We have immunized ourselves against suffering and persecution. Comfort and self-preservation have become our underlying creeds and goals (although I’m sure we would not admit that).
We have so sheltered ourselves from real Christianity that it is difficult for us to even recognize, let alone respond to, the real thing when it confronts us.
We are familiar with stories and pictures of martyrs from other periods of Church history, but they seem somehow distant, so ancient to us.
We feel a sentimental tug on our hearts when we hear how they suffered for their faith: thrown to the lions, burnt at stakes, nailed to crosses, flaming human torches for Nero’s garden parties. But that was all back then, wasn't it?
We are ignorant of both suffering’s content (tribulation can really be in God’s will for Christians today - 1Pet 4:19 ‘let those who suffer according to the will of God’) and context in the worldwide Church today. Do you know that more Christians have died for their faith in just this last century than in all previous centuries combined?
Persecution is not a thing of the past, at least not for real Christians in the real world. For many it is a present truth, obstacle and overcoming testimony! Rather than just decry the Western Church’s Laodicean state and its exchange of fire, zeal and passion for religious form and escapist raptures, we need to take steps of faith and obedience to break apathy and reveal true Christian testimony. The kingdom of God is so much better than the seductive American Dream!

Should we then pray for persecution? 2Tim 3:12 clearly answers: ‘All who desire to live godly in Christ Jesus will suffer persecution.’ We don’t have to pray for persecution.
Simply follow The Master faithfully; the world treats His real disciples like they treated Him. Experiencing reproach for our own sin is not the same as suffering for Jesus (1Pet 2:20). It’s for Christ’s sake, not our own, that yields glory to Him! Live godly in your everyday world like Jesus did (WDJD?), and you will encounter (no, you will create) reaction + opposition. The world will seek to crucify you! The status quo does not like its world turned upside down…. or right side up! Persecution will stalk, follow and find you.

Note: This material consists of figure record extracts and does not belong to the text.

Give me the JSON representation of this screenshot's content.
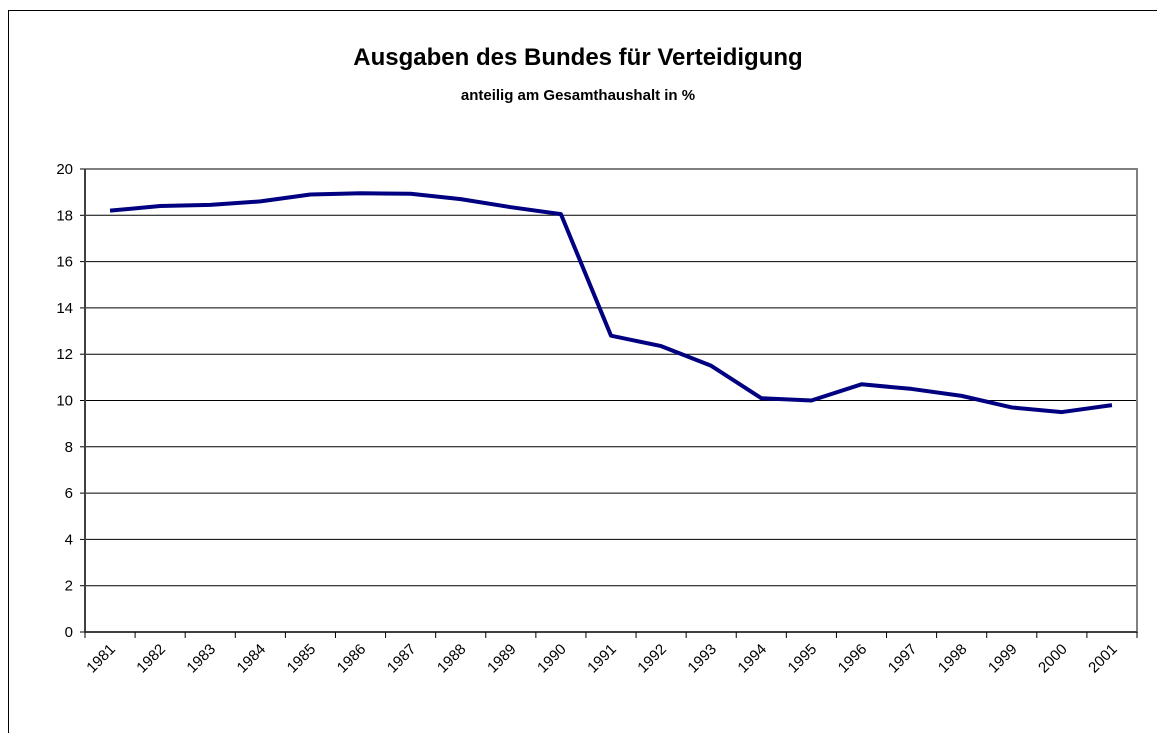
{
  "chart_data": {
    "type": "line",
    "title": "Ausgaben des Bundes für Verteidigung",
    "subtitle": "anteilig am Gesamthaushalt in %",
    "categories": [
      "1981",
      "1982",
      "1983",
      "1984",
      "1985",
      "1986",
      "1987",
      "1988",
      "1989",
      "1990",
      "1991",
      "1992",
      "1993",
      "1994",
      "1995",
      "1996",
      "1997",
      "1998",
      "1999",
      "2000",
      "2001"
    ],
    "series": [
      {
        "color": "#000080",
        "values": [
          18.2,
          18.4,
          18.45,
          18.6,
          18.9,
          18.95,
          18.93,
          18.7,
          18.35,
          18.05,
          12.8,
          12.35,
          11.5,
          10.1,
          10.0,
          10.7,
          10.5,
          10.2,
          9.7,
          9.5,
          9.8
        ]
      }
    ],
    "ylim": [
      0,
      20
    ],
    "yticks": [
      0,
      2,
      4,
      6,
      8,
      10,
      12,
      14,
      16,
      18,
      20
    ],
    "grid": true
  }
}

It’s not so much what you do or don’t do: it’s essentially whom you follow, who you carry within, who you are. Desire to live godly ‘in Christ Jesus’ and this new identity will become so clear that, not only will your old ‘self’ be unrecognizable, but the world will recognize and fight against this Christ in you. You will make a difference for Christ and any crisis will be your opportunity to shine. After all, ‘crisis’, essentially 'The Cross in action', only brings out what truly lives within, reveals what we’re made of, and yields fruit to God’s glory.
The Sauls of this world are watching and cannot ignore God’s Stephens. Their deaths are never in vain; they yield Pauls who change nations.